Timing and Manner of Disclosures

Unless otherwise indicated above, the plan-related and investment-related disclosures required by the Participant Disclosure Regulation must be provided on or before the date on which a participant can first direct his or her investments, and at least annually thereafter. If there is a change to this information, the Plan generally must furnish each participant a description of the change at least 30 days, but not more than 90 days, in advance of the effective date of such change. Disclosures relating to administrative expenses and individual expenses that are actually charged to the account of a participant must be provided on a quarterly basis within 45 days after the end of the quarter.

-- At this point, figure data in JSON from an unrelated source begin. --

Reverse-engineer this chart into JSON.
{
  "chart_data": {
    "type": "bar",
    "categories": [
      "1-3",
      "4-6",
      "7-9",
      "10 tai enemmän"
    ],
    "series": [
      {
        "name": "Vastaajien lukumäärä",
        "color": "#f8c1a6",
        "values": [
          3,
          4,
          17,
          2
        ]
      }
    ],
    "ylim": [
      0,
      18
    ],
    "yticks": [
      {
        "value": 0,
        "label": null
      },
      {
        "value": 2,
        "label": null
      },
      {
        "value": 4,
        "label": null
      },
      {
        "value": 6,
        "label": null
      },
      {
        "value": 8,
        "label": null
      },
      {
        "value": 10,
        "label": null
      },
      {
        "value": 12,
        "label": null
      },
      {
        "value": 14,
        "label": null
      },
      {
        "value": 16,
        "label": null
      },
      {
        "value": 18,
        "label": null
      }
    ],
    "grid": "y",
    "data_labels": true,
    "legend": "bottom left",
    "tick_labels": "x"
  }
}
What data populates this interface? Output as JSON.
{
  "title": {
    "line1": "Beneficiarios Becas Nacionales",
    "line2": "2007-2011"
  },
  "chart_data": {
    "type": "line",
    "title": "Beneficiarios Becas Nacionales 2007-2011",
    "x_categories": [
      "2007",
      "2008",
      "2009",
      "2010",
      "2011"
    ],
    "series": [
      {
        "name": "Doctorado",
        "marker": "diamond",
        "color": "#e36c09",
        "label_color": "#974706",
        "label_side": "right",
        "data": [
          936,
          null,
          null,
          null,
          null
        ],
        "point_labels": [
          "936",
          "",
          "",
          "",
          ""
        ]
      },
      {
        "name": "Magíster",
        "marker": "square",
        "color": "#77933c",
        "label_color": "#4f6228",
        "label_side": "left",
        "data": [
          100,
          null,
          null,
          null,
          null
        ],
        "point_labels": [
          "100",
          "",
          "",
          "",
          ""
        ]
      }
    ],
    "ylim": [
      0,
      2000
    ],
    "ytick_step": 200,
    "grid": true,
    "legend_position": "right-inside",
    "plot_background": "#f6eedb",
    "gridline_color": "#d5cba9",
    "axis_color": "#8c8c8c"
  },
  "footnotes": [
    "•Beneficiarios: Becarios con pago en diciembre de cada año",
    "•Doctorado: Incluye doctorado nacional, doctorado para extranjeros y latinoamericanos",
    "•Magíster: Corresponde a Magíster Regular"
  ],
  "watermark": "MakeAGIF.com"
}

For calendar-year Plans, the initial disclosures of plan-related and investment-related expenses must be furnished by August 30, 2012 and the first quarterly statement must be furnished by November 14, 2012 (i.e., 45 days after the end of the third quarter). This first quarterly statement need only reflect the fees and expenses deducted from a participant’s account during the July through September quarter to which the statement relates.

As noted above, under the regulation certain information must be furnished through a website. Other disclosures required by the regulation may be provided electronically under DOL rules applicable to ERISA disclosures generally (e.g., in furnishing summary plan descriptions), or consistent with guidance provided by the DOL specifically for purposes of the Participant Disclosure Regulation.

Consequences of Non-Compliance

Under ERISA, Plan Fiduciaries are required to act prudently and for the exclusive benefit of Plan participants. In the DOL’s view, the Plan administrator of a Plan that permits participants to direct investments will be in compliance with these ERISA fiduciary duties only if the requirements of the Participant Disclosure Regulation are satisfied. If those requirements are not satisfied, the Plan administrator could become liable for, e.g., investment losses incurred by a participant as a result of that noncompliance.